La Boldrini e le conseguenze dei social.
Succede che: uno scrive un post sulla pagina Facebook della Boldrini. Quello che scrive viene interpretato come una minaccia e un paio di giorni dopo gli suona alla porta la Polizia.
Clicca qui e se vuoi anche qui che ti viene raccontato tutto per benino.
(Nota a margine: a cavalcare questa news sono stati soprattutto i siti diffondi-merda e spara-bufale. Il motivo è fin troppo facile da immaginare.)
Facciamo che lo dico subito, così sono chiaro fin dall’inizio.
La Boldrini ha fatto bene.
Benissimo.
Bisogna smetterla di separare la propria esistenza digitale da quella fisica.
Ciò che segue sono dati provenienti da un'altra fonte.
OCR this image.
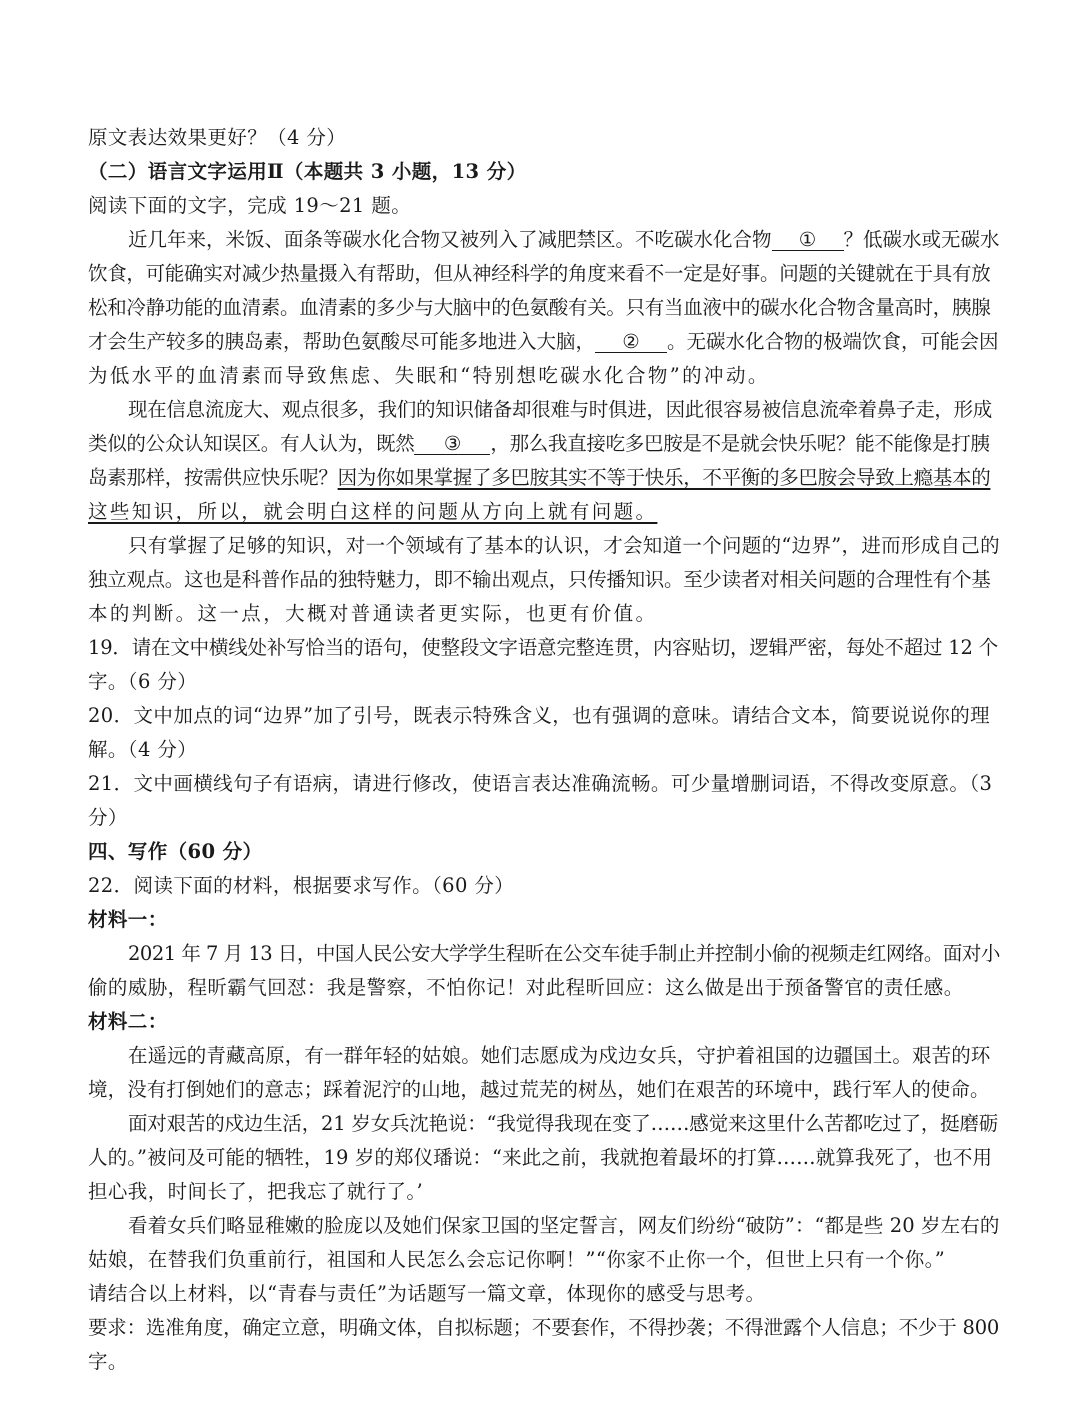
原文表达效果更好？（4 分）
（二）语言文字运用Ⅱ（本题共 3 小题，13 分）
阅读下面的文字，完成 19～21 题。
近几年来，米饭、面条等碳水化合物又被列入了减肥禁区。不吃碳水化合物 ① ？低碳水或无碳水
饮食，可能确实对减少热量摄入有帮助，但从神经科学的角度来看不一定是好事。问题的关键就在于具有放
松和冷静功能的血清素。血清素的多少与大脑中的色氨酸有关。只有当血液中的碳水化合物含量高时，胰腺
才会生产较多的胰岛素，帮助色氨酸尽可能多地进入大脑， ② 。无碳水化合物的极端饮食，可能会因
为低水平的血清素而导致焦虑、失眠和“特别想吃碳水化合物”的冲动。
现在信息流庞大、观点很多，我们的知识储备却很难与时俱进，因此很容易被信息流牵着鼻子走，形成
类似的公众认知误区。有人认为，既然 ③ ，那么我直接吃多巴胺是不是就会快乐呢？能不能像是打胰
岛素那样，按需供应快乐呢？因为你如果掌握了多巴胺其实不等于快乐，不平衡的多巴胺会导致上瘾基本的
这些知识，所以，就会明白这样的问题从方向上就有问题。
只有掌握了足够的知识，对一个领域有了基本的认识，才会知道一个问题的“边界”，进而形成自己的
独立观点。这也是科普作品的独特魅力，即不输出观点，只传播知识。至少读者对相关问题的合理性有个基
本的判断。这一点，大概对普通读者更实际，也更有价值。
19．请在文中横线处补写恰当的语句，使整段文字语意完整连贯，内容贴切，逻辑严密，每处不超过 12 个
字。（6 分）
20．文中加点的词“边界”加了引号，既表示特殊含义，也有强调的意味。请结合文本，简要说说你的理
解。（4 分）
21．文中画横线句子有语病，请进行修改，使语言表达准确流畅。可少量增删词语，不得改变原意。（3
分）
四、写作（60 分）
22．阅读下面的材料，根据要求写作。（60 分）
材料一：
2021 年 7 月 13 日，中国人民公安大学学生程昕在公交车徒手制止并控制小偷的视频走红网络。面对小
偷的威胁，程昕霸气回怼：我是警察，不怕你记！对此程昕回应：这么做是出于预备警官的责任感。
材料二：
在遥远的青藏高原，有一群年轻的姑娘。她们志愿成为戍边女兵，守护着祖国的边疆国土。艰苦的环
境，没有打倒她们的意志；踩着泥泞的山地，越过荒芜的树丛，她们在艰苦的环境中，践行军人的使命。
面对艰苦的戍边生活，21 岁女兵沈艳说：“我觉得我现在变了……感觉来这里什么苦都吃过了，挺磨砺
人的。”被问及可能的牺牲，19 岁的郑仪璠说：“来此之前，我就抱着最坏的打算……就算我死了，也不用
担心我，时间长了，把我忘了就行了。’
看着女兵们略显稚嫩的脸庞以及她们保家卫国的坚定誓言，网友们纷纷“破防”：“都是些 20 岁左右的
姑娘，在替我们负重前行，祖国和人民怎么会忘记你啊！”“你家不止你一个，但世上只有一个你。”
请结合以上材料，以“青春与责任”为话题写一篇文章，体现你的感受与思考。
要求：选准角度，确定立意，明确文体，自拟标题；不要套作，不得抄袭；不得泄露个人信息；不少于 800
字。
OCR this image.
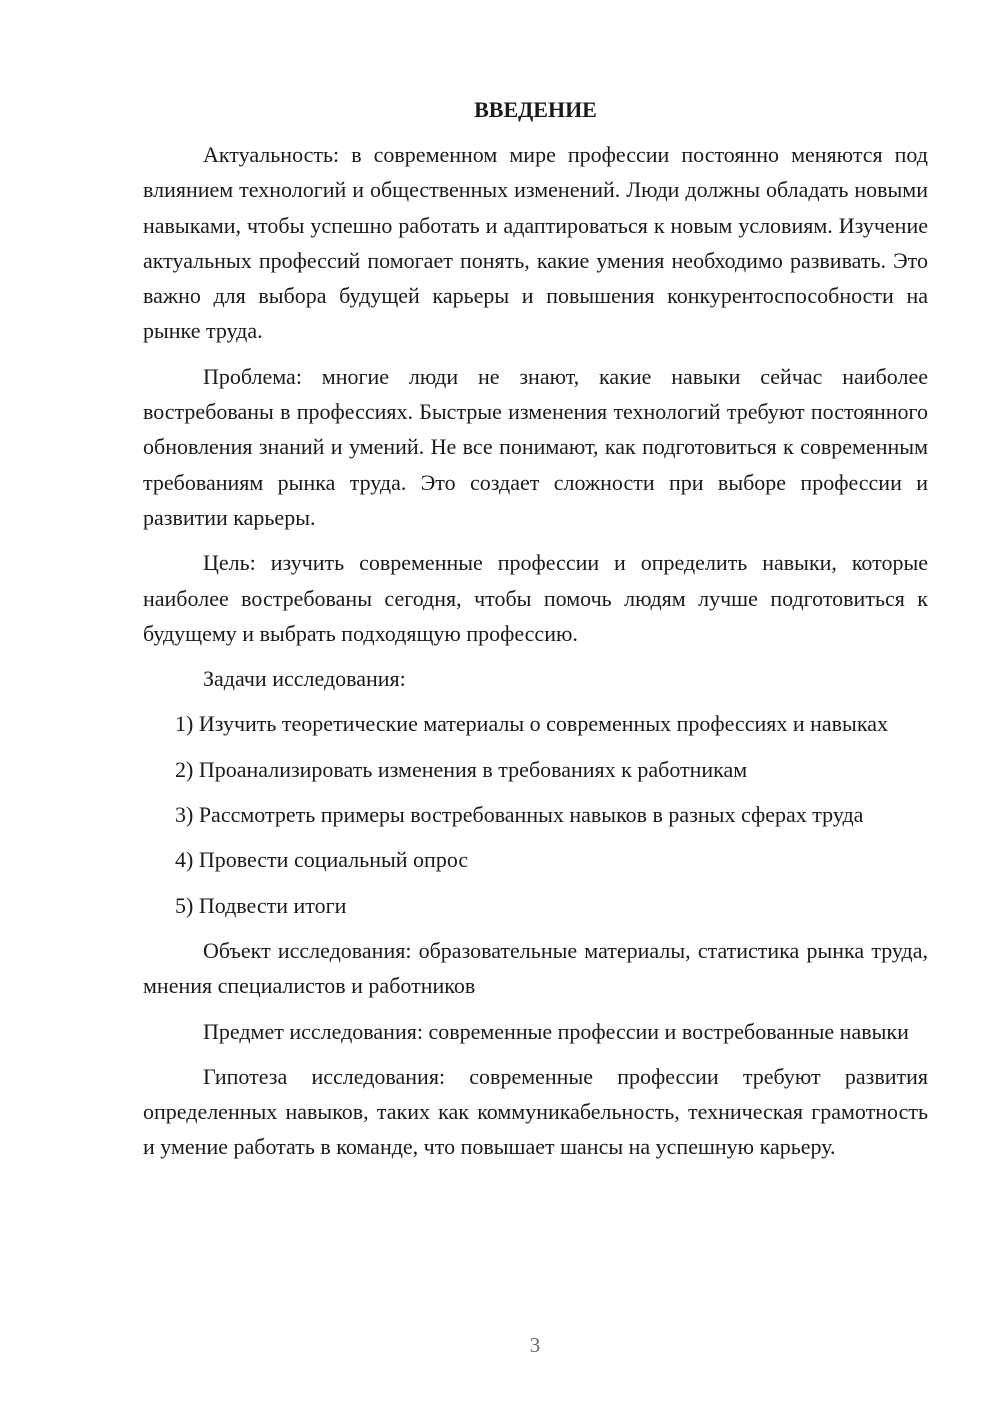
ВВЕДЕНИЕ

Актуальность: в современном мире профессии постоянно меняются под влиянием технологий и общественных изменений. Люди должны обладать новыми навыками, чтобы успешно работать и адаптироваться к новым условиям. Изучение актуальных профессий помогает понять, какие умения необходимо развивать. Это важно для выбора будущей карьеры и повышения конкурентоспособности на рынке труда.

Проблема: многие люди не знают, какие навыки сейчас наиболее востребованы в профессиях. Быстрые изменения технологий требуют постоянного обновления знаний и умений. Не все понимают, как подготовиться к современным требованиям рынка труда. Это создает сложности при выборе профессии и развитии карьеры.

Цель: изучить современные профессии и определить навыки, которые наиболее востребованы сегодня, чтобы помочь людям лучше подготовиться к будущему и выбрать подходящую профессию.

Задачи исследования:

1) Изучить теоретические материалы о современных профессиях и навыках

2) Проанализировать изменения в требованиях к работникам

3) Рассмотреть примеры востребованных навыков в разных сферах труда

4) Провести социальный опрос

5) Подвести итоги

Объект исследования: образовательные материалы, статистика рынка труда, мнения специалистов и работников

Предмет исследования: современные профессии и востребованные навыки

Гипотеза исследования: современные профессии требуют развития определенных навыков, таких как коммуникабельность, техническая грамотность и умение работать в команде, что повышает шансы на успешную карьеру.

3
Il Web è un’estensione della realtà, non è un gioco di ruolo, non è il paese dei balocchi.
Bisogna smetterla di confondere la libertà di espressione con le responsabilità che derivano dall’esercitarla.
Bisogna superare il fottuto paragone del “discorso da bar”. Cazzo, conosco dei bar dove se ci entri e ti comporti come ti comporti sul Web non ne esci sulle tue gambe.
Le tue azioni sul Web devono avere delle conseguenze, esattamente come accade nella realtà fisica.
E sì, per me è lecito essere licenziati per un Tweet o non essere assunti per quello che scrivi su Facebook.
Comunque sia, oltre alla Polizia, manderei a casa di qualcuno:
Una maestra di sostegno, per spiegare una volta per tutte dove bisogna mettere le “H” e altre facezie.
Uno psicologo bravo.
Una escort consenziente e consapevole, a mie spese, o un gigolo, oppure entrambi.
Jay e Silent Bob.
Non mi interessa la polemica: i poliziotti che hanno suonato al campanello del tipo in questione potevano essere impiegati meglio.
Non mi interessano le polemiche sulla Boldrini e quello che fa.
Quello che mi interessa è farti notare la sorpresa.
La sorpresa, elemento detto e ripetuto nell’intervista e negli articoli, sul volto del tizio in questione quando ha aperto la porta e si è trovato di fronte gli sbirri.
La sorpresa di dover rendere conto a qualcuno di una cosa scritta sul Web.
Questo è il nocciolo della questione.
La separazione, netta e radicale, tra la tua vita digitale social, e la tua vita fisica. Quando, in realtà, questi due aspetti sono (e lo saranno sempre di più) interlacciati in modo profondo.
Non ti sta bene?
Legittimo.
Vai a giocare ai giochi di ruolo, allora. Apriti un account su una piattaforma MMORPG e gioca. Gioca. Gioca.
Il Web e i Social non sono (più) un gioco, sono una parte della tua cazzo di realtà.
FASCISTA!
😀 😀 😀
Sono perfettamente d’accordo con te. In effetti il web è considerato come lo stadio, una zona franca, slegata dalla realtà in cui posso comportarmi come mi pare. Non è così.
E dire che pensava che fossero lì per i petardi scoppiati allo stadio!!
Forse, nel suo caso, il web è davvero estensione della realtà.
Il rammarico è che, essendo rimasto impigliato nel sistema di sicurezza di una delle prime cariche dello Stato, l’episodio verrà derubricato a argomento di conversazione durante l’aperitivo o paradosso.
Oppure a video divertente quando si tatta di un personaggio pubblico che ha gli strumenti per mettere le persone al proprio posto (www.youtube.com/watch?v=H-ZVq_tmgaY). Se casi simili si ripetessero anche tra cittadini comuni e con una certa frequenza, allora forse si potrebbe sperare non dico in una crescita di sensibiltà ma almeno in una crescita di timore rispetto a quanto si scrive.
Sono perfettamente d’accordo. Sono anche profondamente disgustata dall’uso che è stato fatto della notizia da parte di quelle due “autorevoli fonti” da te citate: come se ci fosse anche spazio per il compatimento di una persona che, fra l’altro con un post meschinamente qualunquista, allude a e giustifica un omicidio. Ma ben vengano le punizioni “reali” per chi si comporta in questo modo su un medium che è percepito come astrazione dalla realtà (oltretutto quella è persino una minaccia lieve in confronto ai turpiloqui inquietanti che si leggono all’indirizzo della Boldrini).
Grazie.
Finalmente.
Pensavo di essere l’unica, mi era venuto mal di testa.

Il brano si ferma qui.